I have following type definition:

  data Hello a b =  Hi a
                  | Sali b
                  deriving (Show, Eq) 

and it isn't an instance of Applicative but I can still use pure to convert it to Applicative why?

*ExercisesTraversable Data.Monoid Control.Applicative> :t pure $ Hi 34
pure $ Hi 34 :: (Num a, Applicative f) => f (Hello a b)

*ExercisesTraversable Data.Monoid Control.Applicative> pure $ Hi 34
Hi 34

And when I try:

*ExercisesTraversable Data.Monoid Control.Applicative> (Sali (*2)) <*> (Sali 4)

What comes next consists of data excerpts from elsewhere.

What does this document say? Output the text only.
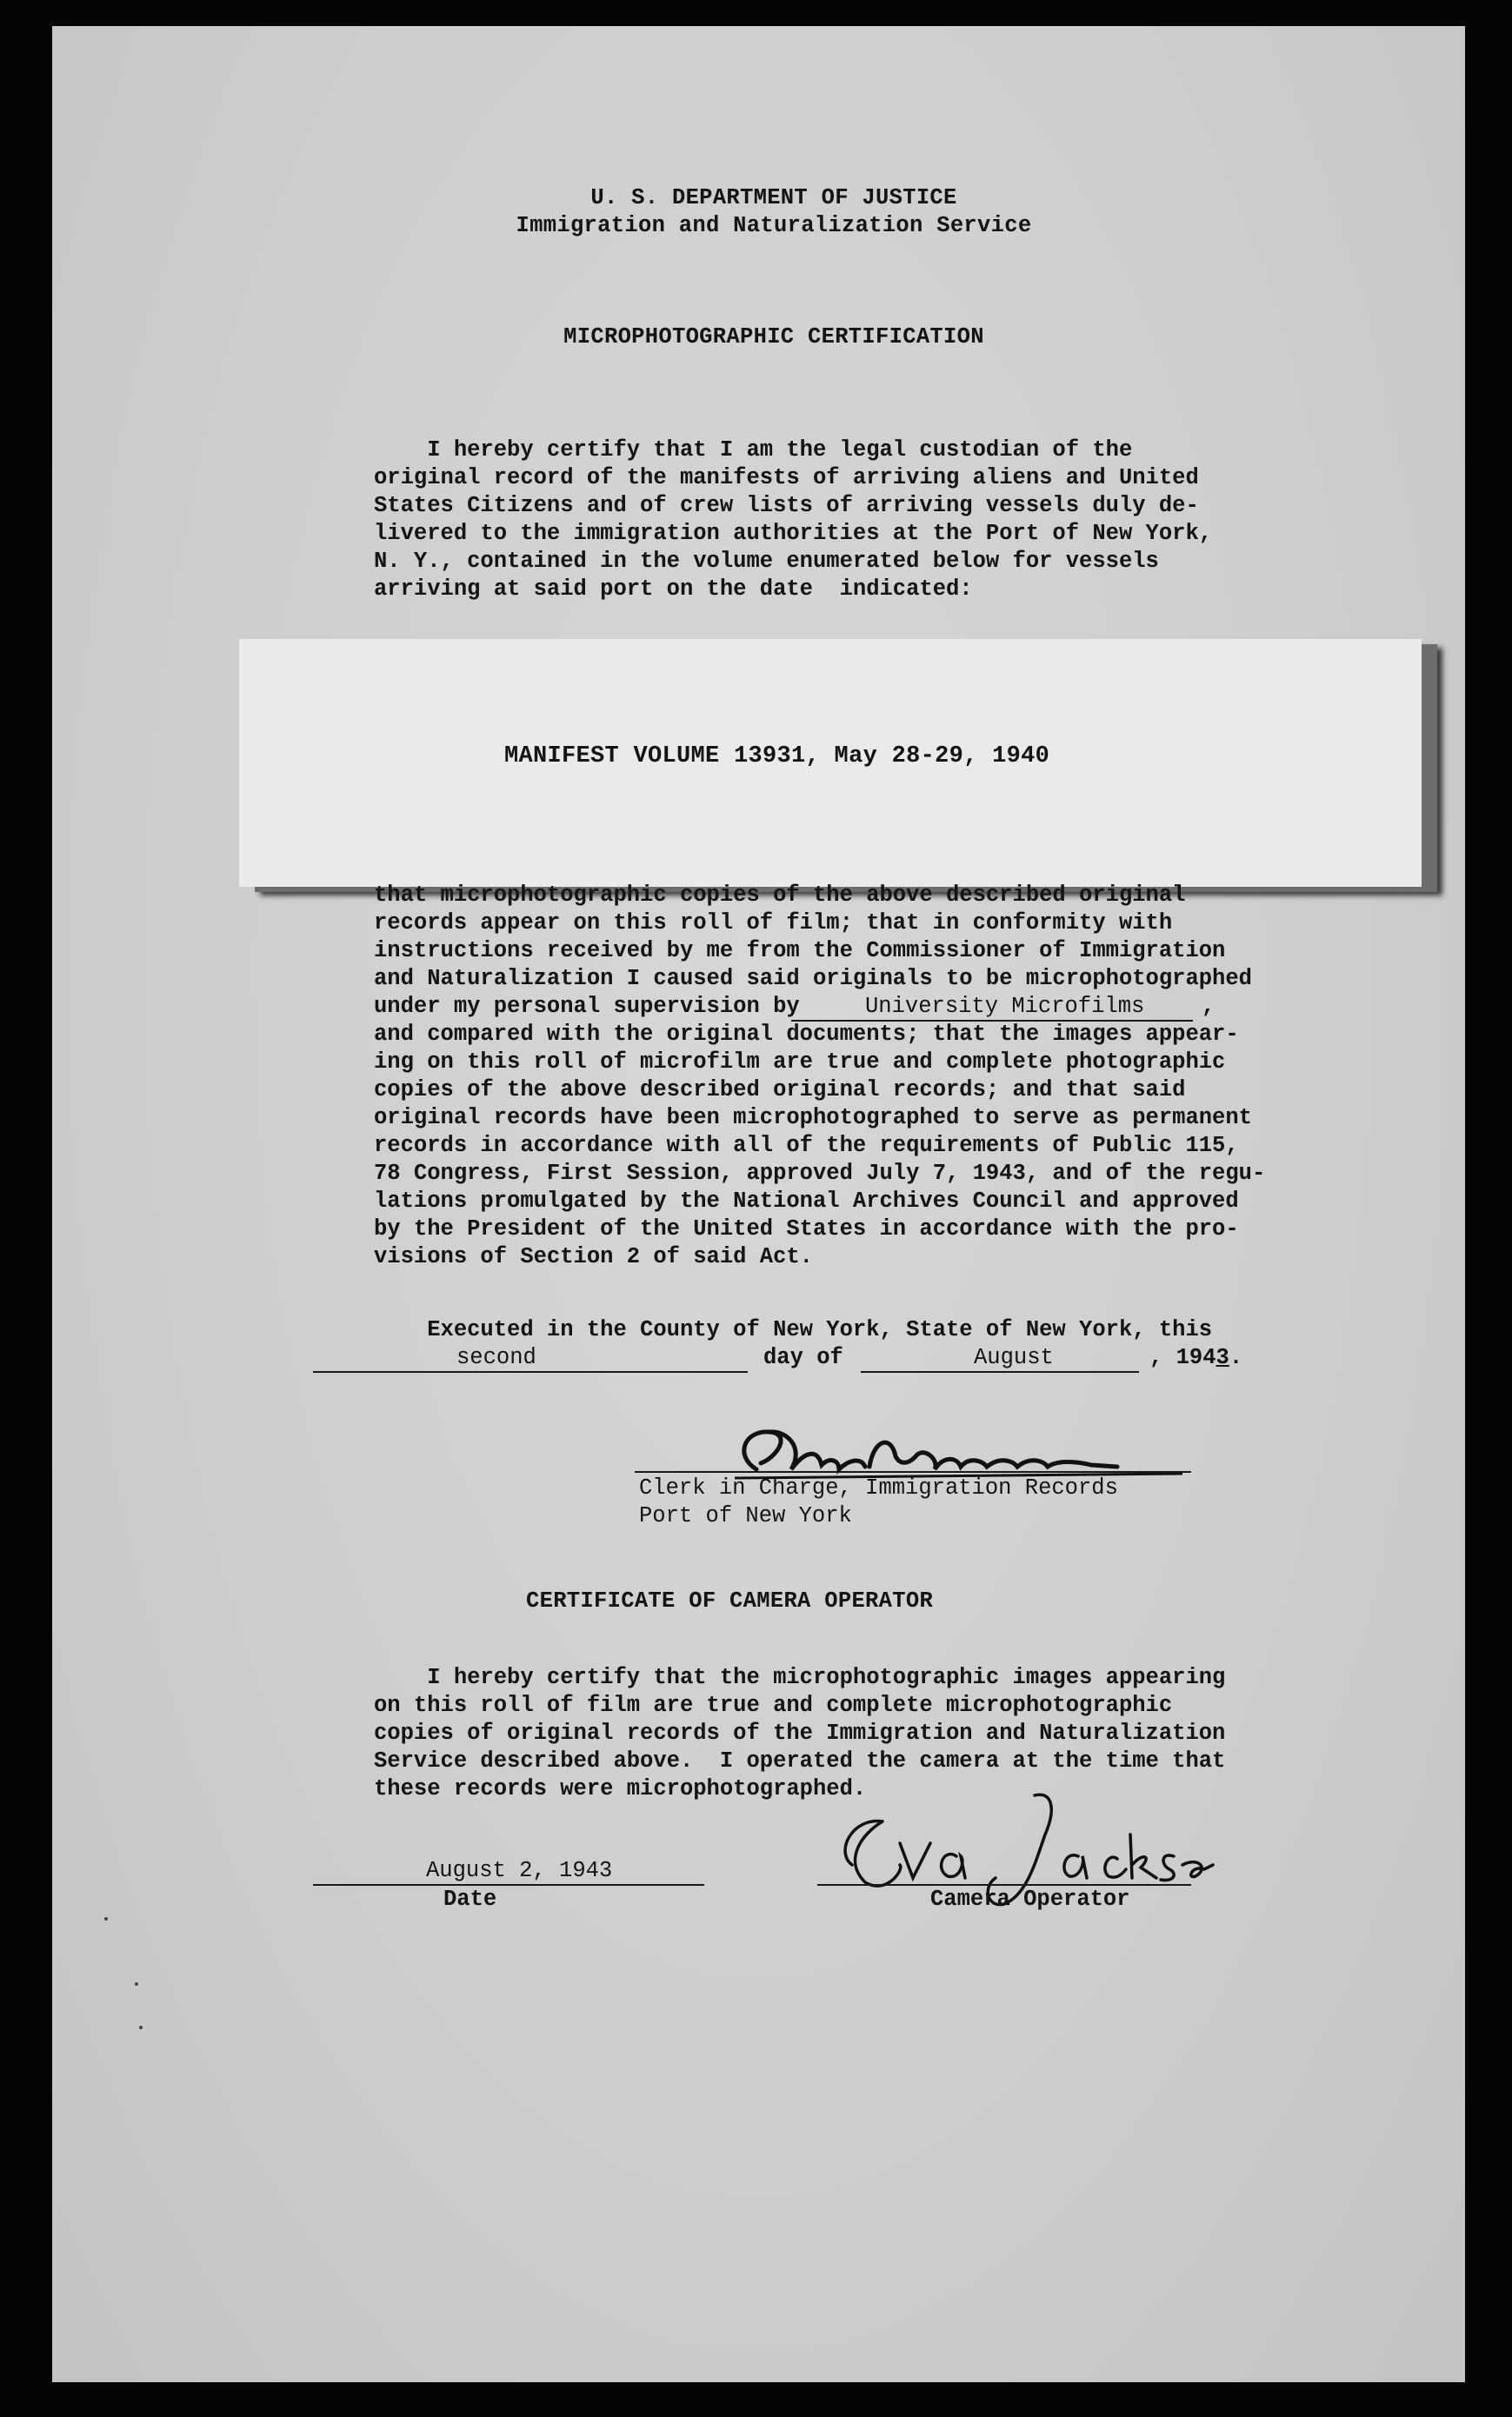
U. S. DEPARTMENT OF JUSTICE
Immigration and Naturalization Service
MICROPHOTOGRAPHIC CERTIFICATION
I hereby certify that I am the legal custodian of the
original record of the manifests of arriving aliens and United
States Citizens and of crew lists of arriving vessels duly de-
livered to the immigration authorities at the Port of New York,
N. Y., contained in the volume enumerated below for vessels
arriving at said port on the date  indicated:
MANIFEST VOLUME 13931, May 28-29, 1940
that microphotographic copies of the above described original
records appear on this roll of film; that in conformity with
instructions received by me from the Commissioner of Immigration
and Naturalization I caused said originals to be microphotographed
under my personal supervision by	University Microfilms	,
and compared with the original documents; that the images appear-
ing on this roll of microfilm are true and complete photographic
copies of the above described original records; and that said
original records have been microphotographed to serve as permanent
records in accordance with all of the requirements of Public 115,
78 Congress, First Session, approved July 7, 1943, and of the regu-
lations promulgated by the National Archives Council and approved
by the President of the United States in accordance with the pro-
visions of Section 2 of said Act.
Executed in the County of New York, State of New York, this
second	day of	August	, 1943.
Clerk in Charge, Immigration Records
Port of New York
CERTIFICATE OF CAMERA OPERATOR
I hereby certify that the microphotographic images appearing
on this roll of film are true and complete microphotographic
copies of original records of the Immigration and Naturalization
Service described above.  I operated the camera at the time that
these records were microphotographed.
August 2, 1943
Date	Camera Operator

<interactive>:23:1: error:
    * Non type-variable argument
        in the constraint: Applicative (Hello a)
      (Use FlexibleContexts to permit this)
    * When checking the inferred type
        it :: forall b a. (Num b, Applicative (Hello a)) => Hello a b

that is clear, because it isn't an Applicative instance.

Answer 1

Since you aren't specifying any Applicative type in particular, ghci is defaulting to IO, i.e. pure $ Hi 34 returns a value of type Num a => IO (Hello a b). That is, Hello a b isn't the f in a -> f a, it's the a.

You can see more explicitly that Hello a b is the typed wrapped by an arbitrary Applicative by specifying various Applicative functors for the value:

Prelude> (pure $ Hi 34) :: Either String (Hello Int b)
Right (Hi 34)
Prelude> (pure $ Hi 34) :: Maybe (Hello Int b)
Just (Hi 34)
Prelude> (pure $ Hi 34) :: [Hello Int b]
[Hi 34]

Answer 2

When you call pure x it is not x that should be Applicative, but the whole pure x expression. Take a look at pure type:

Prelude> :t pure
pure :: Applicative f => a -> f a

See? You pass it a, but Applicative constraint is on f, and that f only appears in the result. So, it is the result that should be of class Applicative, and as @chepner said, GHCi prompt defaults to IO, which is Applicative.